One evening, the celebrated illustrator Charles Dana Gibson stopped by the magnificent Stanford White designed mansion on Gramercy Park South in search of refreshment. Gibson was known for his popular pen and ink illustrations of the so-called ‘Gibson Girl’ that first appeared in the 1890s and soon became the visual personification of the modern American woman. “She appeared in a stiff shirtwaist, her soft hair piled into a chignon, topped by a big plumed hat,” wrote Susan E. Meyer, “infinitely more spirited and independent, yet altogether feminine. Though always well bred, there often lurked a flash of mischief in her eyes.” Inspired by models and socialites such as Evelyn Nesbit, Charles Dana Gibson explained, “I’ll tell you how I got what you have called the ‘Gibson Girl.’ I saw her on the streets, I saw her at the theatres, I saw her in the churches. I saw her everywhere and doing everything. I saw her idling on Fifth Avenue and at work behind the counters of the stores.”
As Players’ legend has it, Charles Dana Gibson challenged bartender Charley Connolly to improve upon the venerable gin martini.

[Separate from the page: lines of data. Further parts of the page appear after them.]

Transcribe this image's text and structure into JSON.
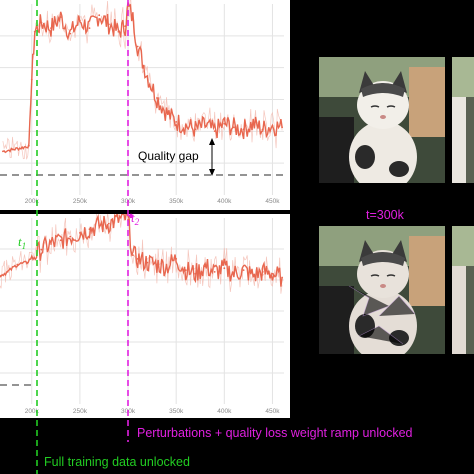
{
  "chart_data": [
    {
      "type": "line",
      "title": "",
      "xlabel": "",
      "ylabel": "",
      "x_ticks": [
        "200k",
        "250k",
        "300k",
        "350k",
        "400k",
        "450k"
      ],
      "x_tick_values": [
        200,
        250,
        300,
        350,
        400,
        450
      ],
      "xlim": [
        167,
        462
      ],
      "ylim": [
        0,
        1
      ],
      "grid": true,
      "series": [
        {
          "name": "",
          "color": "#e8674f",
          "x": [
            170,
            180,
            190,
            197,
            200,
            203,
            210,
            220,
            230,
            240,
            250,
            260,
            270,
            280,
            290,
            297,
            300,
            305,
            310,
            320,
            330,
            340,
            350,
            360,
            370,
            380,
            390,
            400,
            410,
            420,
            430,
            440,
            450,
            460
          ],
          "y": [
            0.21,
            0.22,
            0.23,
            0.24,
            0.6,
            0.86,
            0.91,
            0.88,
            0.94,
            0.85,
            0.92,
            0.88,
            0.95,
            0.9,
            0.86,
            0.89,
            1.0,
            0.93,
            0.78,
            0.62,
            0.5,
            0.42,
            0.37,
            0.35,
            0.33,
            0.35,
            0.32,
            0.36,
            0.34,
            0.33,
            0.36,
            0.33,
            0.35,
            0.34
          ]
        }
      ],
      "reference_level": 0.05,
      "annotations": [
        "Quality gap"
      ]
    },
    {
      "type": "line",
      "title": "",
      "xlabel": "",
      "ylabel": "",
      "x_ticks": [
        "200k",
        "250k",
        "300k",
        "350k",
        "400k",
        "450k"
      ],
      "x_tick_values": [
        200,
        250,
        300,
        350,
        400,
        450
      ],
      "xlim": [
        167,
        462
      ],
      "ylim": [
        0,
        1
      ],
      "grid": true,
      "series": [
        {
          "name": "",
          "color": "#e8674f",
          "x": [
            167,
            175,
            185,
            195,
            200,
            210,
            220,
            230,
            240,
            250,
            260,
            270,
            280,
            290,
            297,
            300,
            305,
            310,
            320,
            330,
            340,
            350,
            360,
            370,
            380,
            390,
            400,
            410,
            420,
            430,
            440,
            450,
            460
          ],
          "y": [
            0.69,
            0.71,
            0.75,
            0.76,
            0.79,
            0.83,
            0.86,
            0.88,
            0.9,
            0.92,
            0.94,
            0.96,
            0.97,
            0.99,
            1.0,
            0.99,
            0.8,
            0.78,
            0.76,
            0.75,
            0.74,
            0.78,
            0.72,
            0.7,
            0.74,
            0.71,
            0.73,
            0.7,
            0.72,
            0.69,
            0.71,
            0.7,
            0.68
          ]
        }
      ],
      "reference_level": 0.12,
      "annotations": [
        "t1",
        "t2"
      ]
    }
  ],
  "markers": {
    "t1_label": "t",
    "t1_sub": "1",
    "t2_label": "t",
    "t2_sub": "2",
    "full_data_label": "Full training data unlocked",
    "perturbations_label": "Perturbations + quality loss weight ramp unlocked",
    "full_data_color": "#22cc22",
    "perturbations_color": "#e020e0"
  },
  "annotation": {
    "quality_gap": "Quality gap"
  },
  "photos": {
    "t300k_label": "t=300k",
    "label_color": "#e020e0"
  },
  "colors": {
    "series": "#e8674f",
    "panel_bg": "#ffffff",
    "grid": "#e3e3e3",
    "reference_line": "#555555",
    "background": "#000000"
  }
}
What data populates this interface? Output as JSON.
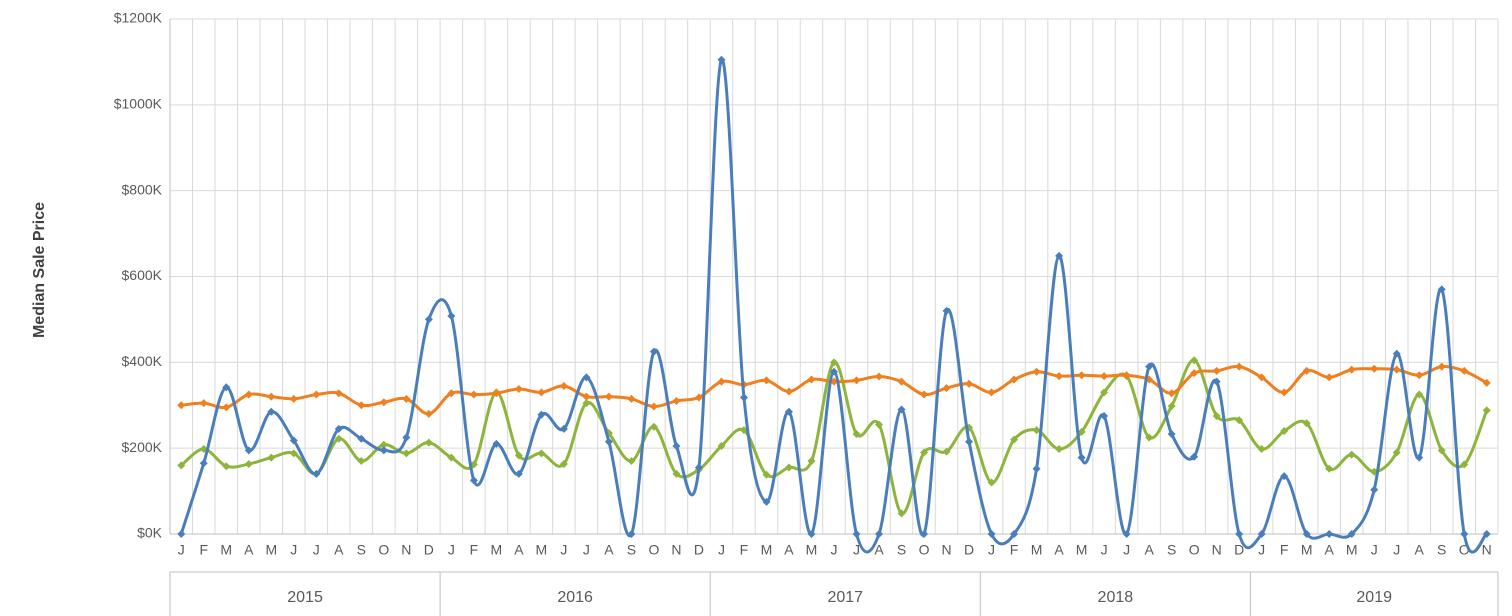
{
  "chart_data": {
    "type": "line",
    "y_label": "Median Sale Price",
    "category_groups": [
      {
        "label": "2015",
        "categories": [
          "J",
          "F",
          "M",
          "A",
          "M",
          "J",
          "J",
          "A",
          "S",
          "O",
          "N",
          "D"
        ]
      },
      {
        "label": "2016",
        "categories": [
          "J",
          "F",
          "M",
          "A",
          "M",
          "J",
          "J",
          "A",
          "S",
          "O",
          "N",
          "D"
        ]
      },
      {
        "label": "2017",
        "categories": [
          "J",
          "F",
          "M",
          "A",
          "M",
          "J",
          "J",
          "A",
          "S",
          "O",
          "N",
          "D"
        ]
      },
      {
        "label": "2018",
        "categories": [
          "J",
          "F",
          "M",
          "A",
          "M",
          "J",
          "J",
          "A",
          "S",
          "O",
          "N",
          "D"
        ]
      },
      {
        "label": "2019",
        "categories": [
          "J",
          "F",
          "M",
          "A",
          "M",
          "J",
          "J",
          "A",
          "S",
          "O",
          "N"
        ]
      }
    ],
    "series": [
      {
        "color": "#4a7ebb",
        "values": [
          0,
          165,
          342,
          195,
          285,
          218,
          140,
          245,
          222,
          195,
          225,
          500,
          508,
          125,
          210,
          140,
          278,
          245,
          365,
          215,
          0,
          425,
          205,
          155,
          1105,
          318,
          75,
          285,
          0,
          378,
          0,
          0,
          290,
          0,
          520,
          215,
          0,
          0,
          152,
          648,
          178,
          275,
          0,
          390,
          233,
          180,
          355,
          0,
          0,
          135,
          0,
          0,
          0,
          103,
          420,
          178,
          570,
          0,
          0
        ]
      },
      {
        "color": "#f07f1e",
        "values": [
          300,
          305,
          295,
          325,
          320,
          315,
          325,
          328,
          300,
          307,
          315,
          280,
          328,
          325,
          328,
          338,
          330,
          345,
          320,
          320,
          315,
          297,
          310,
          318,
          355,
          348,
          358,
          332,
          360,
          355,
          358,
          367,
          355,
          325,
          340,
          350,
          330,
          360,
          378,
          368,
          370,
          368,
          370,
          360,
          328,
          375,
          380,
          390,
          365,
          330,
          380,
          365,
          383,
          385,
          383,
          370,
          390,
          380,
          352
        ]
      },
      {
        "color": "#8db53c",
        "values": [
          160,
          198,
          158,
          163,
          178,
          188,
          140,
          222,
          170,
          208,
          188,
          213,
          178,
          162,
          330,
          183,
          188,
          163,
          305,
          235,
          170,
          250,
          140,
          150,
          205,
          242,
          138,
          155,
          170,
          400,
          233,
          255,
          48,
          190,
          192,
          248,
          120,
          220,
          242,
          198,
          238,
          330,
          368,
          225,
          298,
          405,
          275,
          265,
          198,
          240,
          258,
          152,
          185,
          145,
          190,
          325,
          195,
          162,
          288
        ]
      }
    ],
    "ylim": [
      0,
      1200
    ],
    "yticks": [
      {
        "value": 0,
        "label": "$0K"
      },
      {
        "value": 200,
        "label": "$200K"
      },
      {
        "value": 400,
        "label": "$400K"
      },
      {
        "value": 600,
        "label": "$600K"
      },
      {
        "value": 800,
        "label": "$800K"
      },
      {
        "value": 1000,
        "label": "$1000K"
      },
      {
        "value": 1200,
        "label": "$1200K"
      }
    ],
    "grid": true
  }
}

Connolly deftly replaced the olive with a cocktail onion, and named the drink after the famous illustrator.
There are many cocktails named for cities and countries, but whilst the Moscow Mule, Singapore Sling, and Cuba Libre all have their merits, none hold a candle to the cocktail that bears the name of the great Metropolis of Manhattan. A delicious mixture of whiskey (rye preferably), vermouth, and a touch of bitters, stirred in ice, strained and garnished with a simple cherry, from the moment it first appeared in the 1800s, the Manhattan swiftly became a staple of the New York cocktail menu. “The Manhattan should look and taste like Frank Sinatra in a glass,” wrote Tony Abou-Ganim, the great Modern Mixologist. “Holding one in your hand gives you an instant status of high class, sophistication, and quality.”
The most popular of legends has the Manhattan being invented in 1874 at the Manhattan Club an elite private members club that once occupied the north east corner of Madison Square Park on East 26th Street. Founded in 1865, the elegant building was sadly torn down by developers in the 1960s, the Club itself dissolving a decade after.

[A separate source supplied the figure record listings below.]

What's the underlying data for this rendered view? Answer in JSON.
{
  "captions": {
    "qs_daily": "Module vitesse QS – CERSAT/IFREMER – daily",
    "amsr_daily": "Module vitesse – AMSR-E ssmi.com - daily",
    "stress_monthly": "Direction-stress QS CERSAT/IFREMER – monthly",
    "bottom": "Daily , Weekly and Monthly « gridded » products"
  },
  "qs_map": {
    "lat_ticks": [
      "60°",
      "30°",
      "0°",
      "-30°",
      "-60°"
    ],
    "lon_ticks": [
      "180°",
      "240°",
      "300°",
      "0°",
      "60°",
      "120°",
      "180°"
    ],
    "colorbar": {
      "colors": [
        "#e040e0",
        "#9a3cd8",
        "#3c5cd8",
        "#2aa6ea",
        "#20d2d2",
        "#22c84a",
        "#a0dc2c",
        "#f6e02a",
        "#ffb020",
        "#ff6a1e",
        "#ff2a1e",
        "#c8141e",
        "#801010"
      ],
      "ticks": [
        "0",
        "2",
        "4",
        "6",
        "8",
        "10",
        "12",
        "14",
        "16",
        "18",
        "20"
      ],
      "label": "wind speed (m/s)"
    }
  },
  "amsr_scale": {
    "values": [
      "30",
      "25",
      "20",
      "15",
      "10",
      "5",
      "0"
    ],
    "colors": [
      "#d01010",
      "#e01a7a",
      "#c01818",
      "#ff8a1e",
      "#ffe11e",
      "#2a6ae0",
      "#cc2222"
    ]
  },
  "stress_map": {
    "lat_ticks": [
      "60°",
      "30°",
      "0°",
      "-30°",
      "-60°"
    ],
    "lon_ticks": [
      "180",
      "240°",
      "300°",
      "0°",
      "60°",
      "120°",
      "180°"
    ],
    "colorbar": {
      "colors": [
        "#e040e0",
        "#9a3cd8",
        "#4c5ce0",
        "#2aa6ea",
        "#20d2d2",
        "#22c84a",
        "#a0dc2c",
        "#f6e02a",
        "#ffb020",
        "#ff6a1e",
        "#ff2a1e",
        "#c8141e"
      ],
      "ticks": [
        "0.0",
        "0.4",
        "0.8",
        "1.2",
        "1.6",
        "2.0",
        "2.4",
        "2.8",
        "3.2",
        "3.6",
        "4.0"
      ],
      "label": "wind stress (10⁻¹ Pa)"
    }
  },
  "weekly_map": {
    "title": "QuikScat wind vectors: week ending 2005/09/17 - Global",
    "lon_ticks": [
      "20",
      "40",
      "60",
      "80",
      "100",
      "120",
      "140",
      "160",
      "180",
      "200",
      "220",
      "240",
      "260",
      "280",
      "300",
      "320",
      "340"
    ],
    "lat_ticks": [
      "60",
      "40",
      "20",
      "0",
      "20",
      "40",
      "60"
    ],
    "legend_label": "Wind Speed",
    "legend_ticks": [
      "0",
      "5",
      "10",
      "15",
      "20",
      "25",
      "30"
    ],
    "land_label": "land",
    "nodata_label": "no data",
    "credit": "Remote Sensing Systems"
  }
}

One story goes that a bartender was invited to create a new cocktail to honor the newly elected Governor Samuel Jones Tilden, whilst another has a club member being warned by his doctor that he was drinking too many martinis and had to reduce his caloric intake, and so a bar tender invented the supposedly more healthy Manhattan. Perhaps because of its simple and widely available ingredients, the Manhattan became one of the classic mixed whiskey drinks that hasn’t changed in a hundred and fifty years.